Le secrétaire au Trésor Scott Bessent et la présidente de la Réserve fédérale Jerome Powell ont organisé une réunion d'urgence avec les dirigeants de Wall Street cette semaine, en contournant le calendrier habituel des briefings et en impliquant directement les PDG des banques dans une discussion sur les risques cybernétiques liés à l'IA.
Les rapports ont indiqué que la réunion visait à s'assurer que les banques comprenaient les risques posés par Mythos et des modèles similaires et qu'elles prenaient déjà des mesures défensives.
Lorsque le secrétaire au Trésor et le président de la Réserve fédérale convoquent ensemble les dirigeants bancaires dans une salle d'urgence, ils communiquent que le risque est systémique.
L'ironie qui traverse cet épisode est vive.
Le 2 mars, le Trésor, l'État et la SANTÉ ont décidé d'arrêter l'utilisation des produits Anthropic, agissant selon une directive présidentielle, Bessent ayant déclaré publiquement que le Trésor mettait fin à toute utilisation.
Le 9 mars, la General Services Administration a résilié le contrat à l'échelle du gouvernement d'Anthropic. Le 8 avril, une cour d'appel fédérale a refusé de bloquer la liste noire d'Anthropic par le Pentagone tandis que le litige se poursuit.
Ainsi, durant la même semaine, les responsables géraient un litige actuel d'approvisionnement et de sécurité nationale avec Anthropic, tout en avertissant les plus grandes banques du pays de se préparer au risque posé par les capacités de type Anthropic.
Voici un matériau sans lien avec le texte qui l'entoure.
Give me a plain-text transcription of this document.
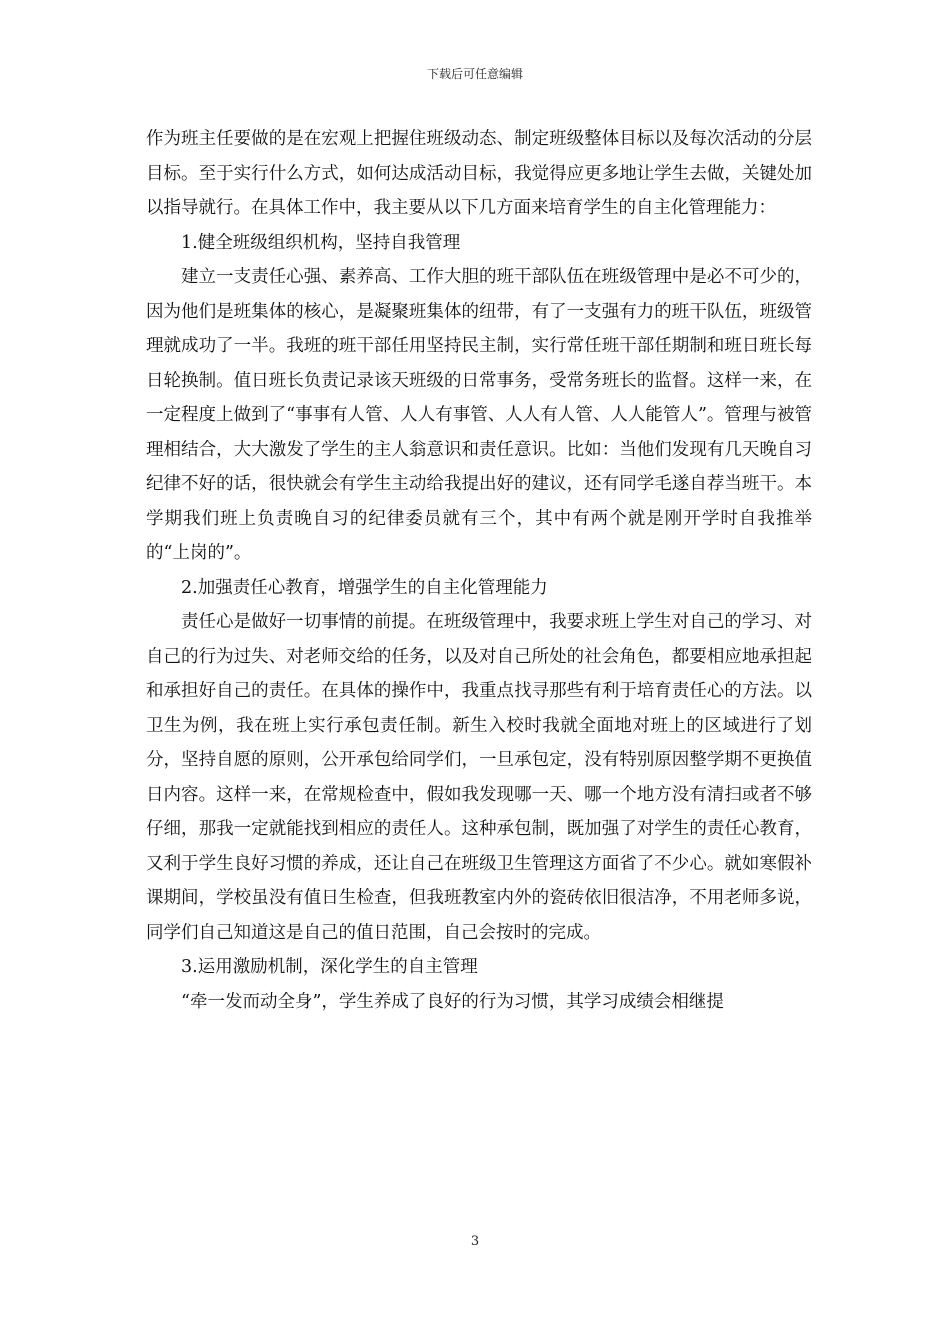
下载后可任意编辑

作为班主任要做的是在宏观上把握住班级动态、制定班级整体目标以及每次活动的分层目标。至于实行什么方式，如何达成活动目标，我觉得应更多地让学生去做，关键处加以指导就行。在具体工作中，我主要从以下几方面来培育学生的自主化管理能力：

1.健全班级组织机构，坚持自我管理

建立一支责任心强、素养高、工作大胆的班干部队伍在班级管理中是必不可少的，因为他们是班集体的核心，是凝聚班集体的纽带，有了一支强有力的班干队伍，班级管理就成功了一半。我班的班干部任用坚持民主制，实行常任班干部任期制和班日班长每日轮换制。值日班长负责记录该天班级的日常事务，受常务班长的监督。这样一来，在一定程度上做到了“事事有人管、人人有事管、人人有人管、人人能管人”。管理与被管理相结合，大大激发了学生的主人翁意识和责任意识。比如：当他们发现有几天晚自习纪律不好的话，很快就会有学生主动给我提出好的建议，还有同学毛遂自荐当班干。本学期我们班上负责晚自习的纪律委员就有三个，其中有两个就是刚开学时自我推举的“上岗的”。

2.加强责任心教育，增强学生的自主化管理能力

责任心是做好一切事情的前提。在班级管理中，我要求班上学生对自己的学习、对自己的行为过失、对老师交给的任务，以及对自己所处的社会角色，都要相应地承担起和承担好自己的责任。在具体的操作中，我重点找寻那些有利于培育责任心的方法。以卫生为例，我在班上实行承包责任制。新生入校时我就全面地对班上的区域进行了划分，坚持自愿的原则，公开承包给同学们，一旦承包定，没有特别原因整学期不更换值日内容。这样一来，在常规检查中，假如我发现哪一天、哪一个地方没有清扫或者不够仔细，那我一定就能找到相应的责任人。这种承包制，既加强了对学生的责任心教育，又利于学生良好习惯的养成，还让自己在班级卫生管理这方面省了不少心。就如寒假补课期间，学校虽没有值日生检查，但我班教室内外的瓷砖依旧很洁净，不用老师多说，同学们自己知道这是自己的值日范围，自己会按时的完成。

3.运用激励机制，深化学生的自主管理

“牵一发而动全身”，学生养成了良好的行为习惯，其学习成绩会相继提

3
Ce que Mythos a réellement changé
La base probatoire de l'alerte officielle repose sur les propres documents d'Anthropic, qui sont plus spécifiques que les déclarations habituelles de lancement de modèle.
Anthropic affirme que Mythos a découvert des milliers de vulnérabilités de haute gravité, incluant des failles dans chaque système d'exploitation majeur et chaque navigateur web majeur, et que plus de 99 % d'entre elles restent non corrigées.
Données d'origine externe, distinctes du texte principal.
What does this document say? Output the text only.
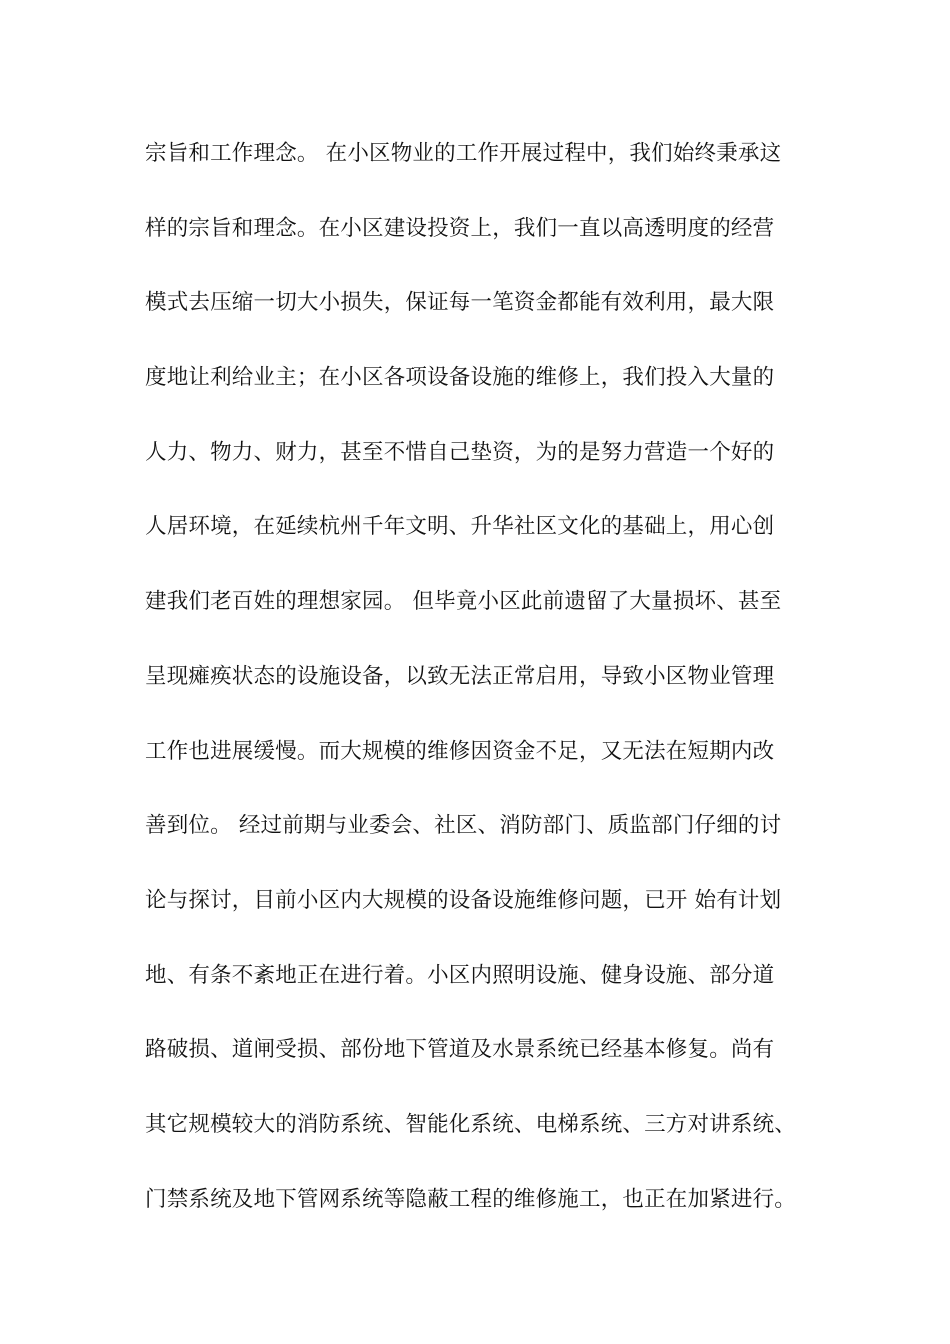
宗旨和工作理念。 在小区物业的工作开展过程中，我们始终秉承这
样的宗旨和理念。在小区建设投资上，我们一直以高透明度的经营
模式去压缩一切大小损失，保证每一笔资金都能有效利用，最大限
度地让利给业主；在小区各项设备设施的维修上，我们投入大量的
人力、物力、财力，甚至不惜自己垫资，为的是努力营造一个好的
人居环境，在延续杭州千年文明、升华社区文化的基础上，用心创
建我们老百姓的理想家园。 但毕竟小区此前遗留了大量损坏、甚至
呈现瘫痪状态的设施设备，以致无法正常启用，导致小区物业管理
工作也进展缓慢。而大规模的维修因资金不足，又无法在短期内改
善到位。 经过前期与业委会、社区、消防部门、质监部门仔细的讨
论与探讨，目前小区内大规模的设备设施维修问题，已开 始有计划
地、有条不紊地正在进行着。小区内照明设施、健身设施、部分道
路破损、道闸受损、部份地下管道及水景系统已经基本修复。尚有
其它规模较大的消防系统、智能化系统、电梯系统、三方对讲系统、
门禁系统及地下管网系统等隐蔽工程的维修施工，也正在加紧进行。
La carte système de l'entreprise décrit le modèle comme capable d'identifier et d'exploiter des zéro-jours sur ces plateformes. Il s'agit du type de capacité qui, entre de mauvaises mains ou publiée sans coordination, comprime le délai entre la découverte de la vulnérabilité et l'attaque armée.
La réponse d'Anthropic à ses propres découvertes a été de restreindre l'accès selon une structure qu'elle appelle Project Glasswing, limitant la diffusion aux partenaires de lancement, notamment Amazon Web Services, Apple, Broadcom, Cisco, CrowdStrike, Google, JPMorgan, la Linux Foundation, Microsoft, Nvidia et Palo Alto Networks, ainsi qu'à plus de 40 autres organisations qui développent ou maintiennent des infrastructures logicielles critiques.
Anthropic a engagé jusqu'à 100 millions de dollars en crédits d'utilisation et 4 millions de dollars en dons à des organisations de sécurité open source dans le cadre de cet effort.
L'entreprise déclare également avoir informé les responsables américains et les parties prenantes clés avant la publication, ce qui signifie que la réunion du Trésor reflétait un jugement officiel éclairé fondé sur une divulgation préalable.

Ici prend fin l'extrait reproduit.